De in het dossier aanwezige brieven van de psychologen P.H. Krul van 3 mei 2007 en
S.A. de Nie van 22 maart 2010 en het mailbericht van psychotherapeut G. Barents van
26 oktober 2011 laten eenzelfde beeld zien als het beeld dat Naarding heeft beschreven en bevestigen hiermee ook het standpunt van Naarding dat de psychische problematiek die hij heeft beschreven al geruime tijd bestond en nog steeds bestaat. Het Uwv heeft ter onderbouwing van het standpunt dat niet kan worden aangenomen dat appellant in mei/juni 2007 al verdergaande beperkingen had, verwezen naar het rapport dat Houben van zijn spreekuurcontact met appellant op 29 mei 2007 heeft opgemaakt. Naar het oordeel van de Raad heeft Houben met zijn conclusie dat de klachten van appellant op dat moment als een normale reactie waren te zien op een teleurstellend verlopen bezwaarprocedure en niet als toegenomen ziekte of gebrek, de ernst van de bij appellant aanwezige persoonlijkheidsproblematiek en de daaruit voortvloeiende beperkingen, niet onderkend en kan aan het rapport van Houben niet de betekenis worden toegekend, die het Uwv daaraan toegekend wil zien.
4.5.
De overwegingen in 4.1 tot en met 4.4 leiden tot de slotsom dat de voor appellant geldende beperkingen, zoals neergelegd in de FML van 20 juni 2012, al veel langer aanwezig waren. Het door het Uwv in het bestreden besluit neergelegde standpunt kan niet worden gevolgd. Gegeven de situatie dat appellant door zijn ziekmelding per 8 mei 2007 te kennen heeft gegeven dat hij zich op dat moment niet in staat voelde te werken in combinatie met de rapporten van Naarding, de informatie van de diverse pschologen en het niet kunnen volgen van de visie van Houben, kan de arbitraire keuze van de Raad om 8 mei 2007 aan te merken als het moment waarop de FML van 20 juni 2012 al geldig is, wel in voldoende mate worden gemotiveerd.
4.6.
Zoals blijkt uit het rapport van de bezwaarverzekeringsarts van 20 juni 2012 waarin is verwezen naar de FML die gold vanaf 16 augustus 2011, is appellant sterk beperkt in het samenwerken en is hij aangewezen op arbeid meestal zonder direct contact met collega’s. Dit komt blijkens het arbeidskundig rapport van 22 juni 2012 in normale gangbare arbeid nauwelijks of niet voor. Raadpleging van het Claimbeoordelings- en Borgingssysteem per
27 november 2009, rekening houdend met ook de verdergaande beperking ten aanzien van conflicthantering, leverde onvoldoende passende functies op. Het ligt voor de hand te veronderstellen dat dezelfde conclusie kan worden getrokken voor de situatie geldend op
8 mei 2007, maar ter bevestiging daarvan is een arbeidskundig onderzoek aangewezen.

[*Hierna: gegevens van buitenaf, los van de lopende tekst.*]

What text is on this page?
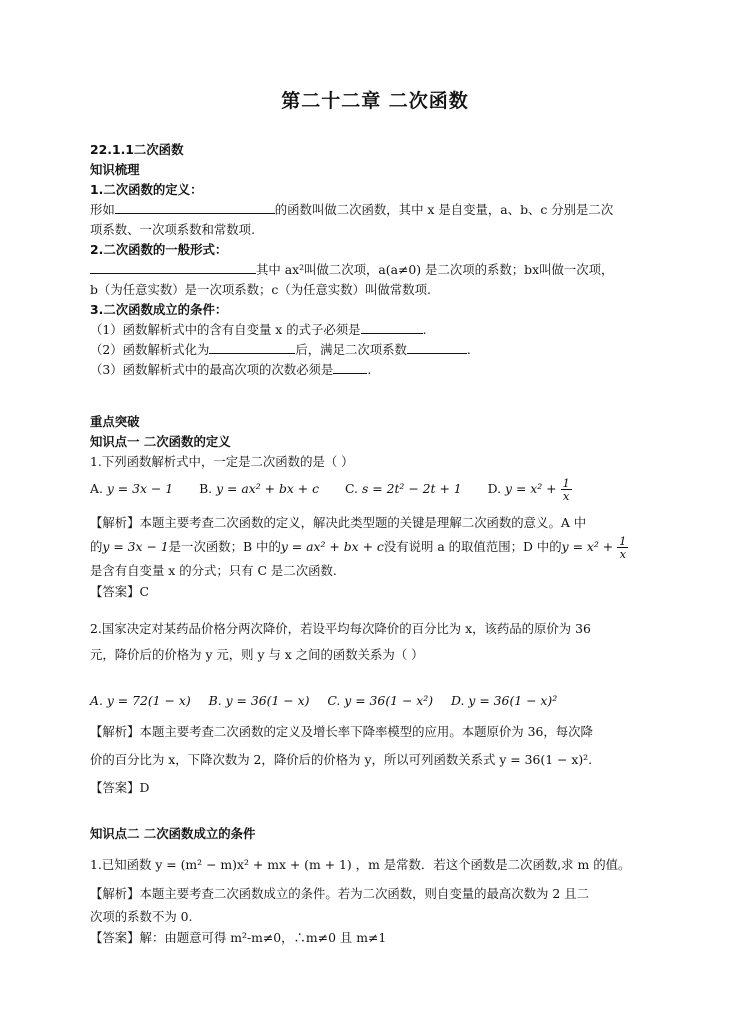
第二十二章 二次函数
22.1.1二次函数
知识梳理
1.二次函数的定义：
形如	的函数叫做二次函数，其中 x 是自变量，a、b、c 分别是二次
项系数、一次项系数和常数项.
2.二次函数的一般形式：
其中 ax²叫做二次项，a(a≠0) 是二次项的系数；bx叫做一次项，
b（为任意实数）是一次项系数；c（为任意实数）叫做常数项.
3.二次函数成立的条件：
（1）函数解析式中的含有自变量 x 的式子必须是	.
（2）函数解析式化为	后，满足二次项系数	.
（3）函数解析式中的最高次项的次数必须是	.
重点突破
知识点一 二次函数的定义
1.下列函数解析式中，一定是二次函数的是（ ）
A. y = 3x − 1 B. y = ax² + bx + c C. s = 2t² − 2t + 1 D. $y = x^2 + \frac{1}{x}$
【解析】本题主要考查二次函数的定义，解决此类型题的关键是理解二次函数的意义。A 中
的y = 3x − 1是一次函数；B 中的y = ax² + bx + c没有说明 a 的取值范围；D 中的$y = x^2 + \frac{1}{x}$
是含有自变量 x 的分式；只有 C 是二次函数.
【答案】C
2.国家决定对某药品价格分两次降价，若设平均每次降价的百分比为 x，该药品的原价为 36
元，降价后的价格为 y 元，则 y 与 x 之间的函数关系为（ ）
A. y = 72(1 − x) B. y = 36(1 − x) C. y = 36(1 − x²) D. y = 36(1 − x)²
【解析】本题主要考查二次函数的定义及增长率下降率模型的应用。本题原价为 36，每次降
价的百分比为 x，下降次数为 2，降价后的价格为 y，所以可列函数关系式 y = 36(1 − x)².
【答案】D
知识点二 二次函数成立的条件
1.已知函数 y = (m² − m)x² + mx + (m + 1) ，m 是常数．若这个函数是二次函数,求 m 的值。
【解析】本题主要考查二次函数成立的条件。若为二次函数，则自变量的最高次数为 2 且二
次项的系数不为 0.
【答案】解：由题意可得 m²-m≠0，∴m≠0 且 m≠1
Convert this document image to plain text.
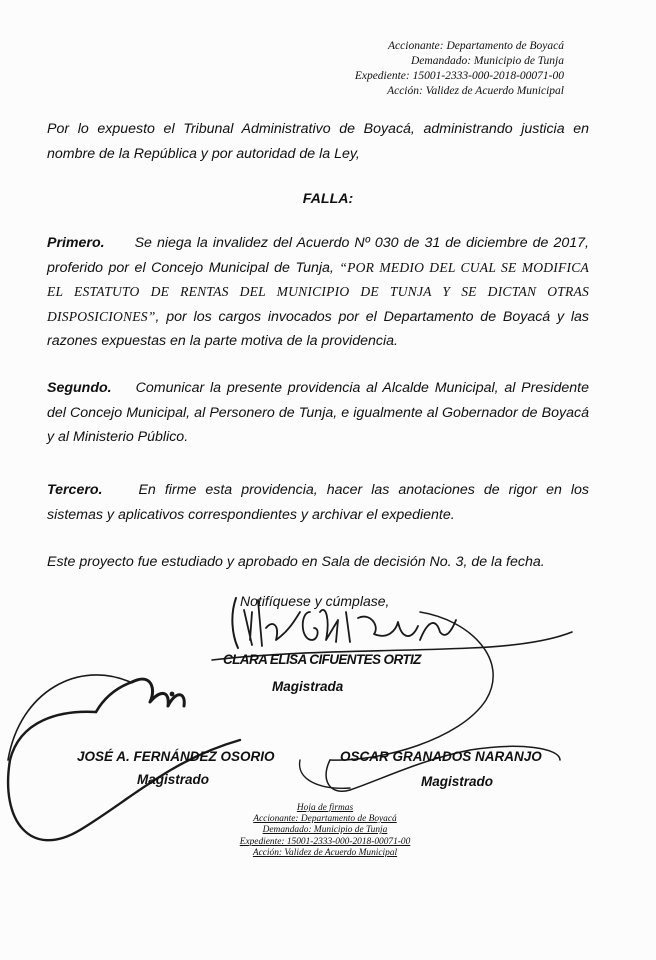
Accionante: Departamento de Boyacá
Demandado: Municipio de Tunja
Expediente: 15001-2333-000-2018-00071-00
Acción: Validez de Acuerdo Municipal
Por lo expuesto el Tribunal Administrativo de Boyacá, administrando justicia en nombre de la República y por autoridad de la Ley,
FALLA:
Primero. Se niega la invalidez del Acuerdo Nº 030 de 31 de diciembre de 2017, proferido por el Concejo Municipal de Tunja, “POR MEDIO DEL CUAL SE MODIFICA EL ESTATUTO DE RENTAS DEL MUNICIPIO DE TUNJA Y SE DICTAN OTRAS DISPOSICIONES”, por los cargos invocados por el Departamento de Boyacá y las razones expuestas en la parte motiva de la providencia.
Segundo. Comunicar la presente providencia al Alcalde Municipal, al Presidente del Concejo Municipal, al Personero de Tunja, e igualmente al Gobernador de Boyacá y al Ministerio Público.
Tercero.	En firme esta providencia, hacer las anotaciones de rigor en los sistemas y aplicativos correspondientes y archivar el expediente.
Este proyecto fue estudiado y aprobado en Sala de decisión No. 3, de la fecha.
Notifíquese y cúmplase,
CLARA ELISA CIFUENTES ORTIZ
Magistrada
JOSÉ A. FERNÁNDEZ OSORIO
Magistrado
OSCAR GRANADOS NARANJO
Magistrado
Hoja de firmas
Accionante: Departamento de Boyacá
Demandado: Municipio de Tunja
Expediente: 15001-2333-000-2018-00071-00
Acción: Validez de Acuerdo Municipal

De Raad kan gelet op deze omstandigheid (nog) niet zelf in de zaak voorzien. Om die reden wordt aanleiding gezien het Uwv op te dragen het gebrek in het bestreden besluit te herstellen.

BESLISSING

De Centrale Raad van Beroep draagt het Uwv op binnen zes weken na verzending van deze tussenuitspraak het gebrek in het besluit van 27 juni 2012 te herstellen met inachtneming van hetgeen de Raad heeft overwogen.
Deze uitspraak is gedaan door M.C. Bruning als voorzitter en B.M. van Dun en R.E. Bakker als leden, in tegenwoordigheid van I.J. Penning als griffier. De beslissing is uitgesproken in het openbaar op 11 april 2014.